An open letter to Taylor Swift.

Dear Taylor,

It seems like every time I’ve turned on the radio for the past few years, my hearing has been assaulted by your music. Most times I can’t change the channel quick enough. On rare occasions, admittedly, I jam along – always in private, and always feeling shameful and kind of dirty afterwards, like I just emerged from a six-hour Real Housewives marathon. You’ve got a song or two that are undeniably catchy, and I will admit to downloading Teardrops on my Guitar at the lowest of low points in my life. You’re talented, I will give you that, and popular beyond my comprehension, not just with teenage girls, but with grown adults who should really know better.

Here’s the thing, though, Taylor. You’re just trying way. too. hard.

Give it a rest. Lock it up for a few months. BE SINGLE. It’s one thing to fill up your iPhone with the numbers of Hollywood’s most eligible bachelors. Girl, you landed Jake Gyllenhaal for awhile, and that is to be commended. (You also slept with John Mayer, and I really hope you got yourself tested after that one.) But this is what I have an issue with – the fact that after you date these guys, you play the victim card and write a song about it. And not just a breakup song – no, a very specific breakup song, with hidden messages, so all of us can sit around and try to figure out who each song is about.

You are the master of vaguebooking in musical form. If you weren’t Taylor Swift, you’d be the girl posting Taylor Swift lyrics on Facebook.

Girl, I really do give you props for dating all these guys. (Seriously. Jake Gyllenhaal.) And I’d normally say who you date and how you handle it is your business, despite you being a public figure. But you make it our business. There is actually a slideshow out there called The Definitive Guide To Taylor Swift’s Former Boyfriends. You want us to talk about it. When you have dated John Mayer, and you write a song called Dear John, what the hell else are we supposed to think?! That it’s a coincidence? America may be gullible when it comes to politics and actual news, but we are on top of things when celebrities are involved.

Now you’ve got a new album out, and I’m stuck hearing that effing never ever getting back together song over and over and over again. And it’s catchy, so I hear a nanosecond of it and it’s stuck in my head for the rest of eternity. The thing is, I don’t believe it. Not for a second. You’re the girl who breaks it off with a guy, plays that damn song for a week, and then says “You know what, I should text him, I left my shoes at his apartment,” and next thing you know you’re back together. Or if it’s not him, then two weeks later you meet a new guy, and within two days you’re staying at his apartment. The point is, you can’t be single. You are 22-years-old, and you’ve got more ex-boyfriends than I hope to have in my lifetime.

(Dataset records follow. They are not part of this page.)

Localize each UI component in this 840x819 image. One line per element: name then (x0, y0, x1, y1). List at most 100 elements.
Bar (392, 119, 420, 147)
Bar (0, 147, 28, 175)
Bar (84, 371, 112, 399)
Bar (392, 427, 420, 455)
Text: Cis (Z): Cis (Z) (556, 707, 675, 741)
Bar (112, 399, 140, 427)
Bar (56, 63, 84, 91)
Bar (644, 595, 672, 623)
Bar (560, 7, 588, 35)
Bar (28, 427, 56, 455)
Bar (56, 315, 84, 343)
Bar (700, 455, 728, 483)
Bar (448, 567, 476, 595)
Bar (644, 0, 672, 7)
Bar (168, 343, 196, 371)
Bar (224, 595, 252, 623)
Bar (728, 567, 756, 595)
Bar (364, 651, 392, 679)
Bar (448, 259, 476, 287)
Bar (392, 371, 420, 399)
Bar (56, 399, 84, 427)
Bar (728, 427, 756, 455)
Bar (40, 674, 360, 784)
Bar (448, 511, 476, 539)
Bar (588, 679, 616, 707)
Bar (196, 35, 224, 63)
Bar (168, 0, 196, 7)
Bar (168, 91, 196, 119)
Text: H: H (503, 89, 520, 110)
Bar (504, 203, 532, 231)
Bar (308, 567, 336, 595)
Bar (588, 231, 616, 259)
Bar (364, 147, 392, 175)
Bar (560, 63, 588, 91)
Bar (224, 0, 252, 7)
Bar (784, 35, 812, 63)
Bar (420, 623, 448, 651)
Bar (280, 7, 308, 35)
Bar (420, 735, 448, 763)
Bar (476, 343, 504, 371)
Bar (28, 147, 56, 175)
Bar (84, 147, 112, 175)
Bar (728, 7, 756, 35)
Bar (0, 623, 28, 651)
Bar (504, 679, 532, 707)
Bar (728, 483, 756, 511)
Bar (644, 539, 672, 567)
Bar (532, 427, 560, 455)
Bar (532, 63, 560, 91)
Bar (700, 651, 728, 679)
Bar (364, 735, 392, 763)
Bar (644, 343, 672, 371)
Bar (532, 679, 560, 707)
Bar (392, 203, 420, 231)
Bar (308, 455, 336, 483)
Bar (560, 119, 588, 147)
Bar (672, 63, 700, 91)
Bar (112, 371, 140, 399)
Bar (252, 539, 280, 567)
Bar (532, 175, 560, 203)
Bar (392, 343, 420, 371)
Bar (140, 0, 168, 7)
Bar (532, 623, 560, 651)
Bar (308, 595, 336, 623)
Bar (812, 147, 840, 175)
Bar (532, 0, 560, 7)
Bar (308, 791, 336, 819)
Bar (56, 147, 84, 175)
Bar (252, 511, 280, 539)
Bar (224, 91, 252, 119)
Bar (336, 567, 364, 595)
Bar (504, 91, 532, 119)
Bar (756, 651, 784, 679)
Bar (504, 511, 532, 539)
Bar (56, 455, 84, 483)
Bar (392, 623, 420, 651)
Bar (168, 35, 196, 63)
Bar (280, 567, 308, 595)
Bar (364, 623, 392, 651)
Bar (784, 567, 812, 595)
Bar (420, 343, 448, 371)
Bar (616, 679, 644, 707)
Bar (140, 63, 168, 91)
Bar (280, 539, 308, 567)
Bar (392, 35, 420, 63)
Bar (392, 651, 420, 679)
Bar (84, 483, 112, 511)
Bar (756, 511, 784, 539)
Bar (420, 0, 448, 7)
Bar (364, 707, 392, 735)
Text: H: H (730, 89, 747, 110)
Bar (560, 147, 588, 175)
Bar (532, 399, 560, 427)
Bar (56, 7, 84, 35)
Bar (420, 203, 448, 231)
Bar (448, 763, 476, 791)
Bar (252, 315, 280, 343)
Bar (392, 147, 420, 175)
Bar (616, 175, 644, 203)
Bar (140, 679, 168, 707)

So here is my friendly, unsolicited advice. Shut it down for a few months. Shut it down for a year. Do not go on any dates. Do not start another new relationship. Just be you. If you keep writing obvious songs about every man in Hollywood, none of them are going to want to date you anymore anyway. And then what? I worry about you, because you’re the girl who can’t be alone. We all know people like you, the serial monogamists, who jump from relationship to relationship without breathing in between and then wonder why things don’t work out. The only difference is that our friends don’t write songs about it.

So go out and have some fun with your girlfriends. Drink some margaritas. Stay at home alone, in sweatpants, watching The Breakfast Club and eating ice cream. Stop playing the victim who keeps getting her heart broken by all these mean boys. Stop acting surprised when you win every award known to man and people want to put you on magazine covers. You are beautiful and rich and talented. Act like you’re beautiful and rich and talented and not the dorky high school girl who has a crush on the quarterback of the football team, because every quarterback of every football team in America wants to get in your pants.

Even though they all know you’d write a song about it after.


6 thoughts on “An open letter to Taylor Swift.

  1. I normally don’t buy into celebrity hype or make judgments on what I think celebrities are like (maybe it’s cause I live so close to DC and think of politicians as celebs)…BUT, I recently saw T.Swift on Ellen (I’m unemployed, lots of Ellen) and I think she (taylor, not ellen) might be the stupidest celeb in LA…although, if she is that young, I’m willing to give her a slight pass…but only slight.

  2. If you saw Breakfast Club in the theaters in 8th grade (Feb 15, 1985), you could go through 4 years of high school and make it through your first finals week at college before Taylor Swift was even born (Dec 13, 1989).

    If she were going to throw on sweats and watch a HS movie from her youth, she’d more likely watch Can’t Hardly Wait (Jun 12, 1988).

    I felt really old figuring this out.

  3. Call me crazy but I think T Swizzle is such a little player! And I can’t wait for her to sing about her next victim! I mean, sister makes up songs after every break up and she is still getting all these men. Play on playette.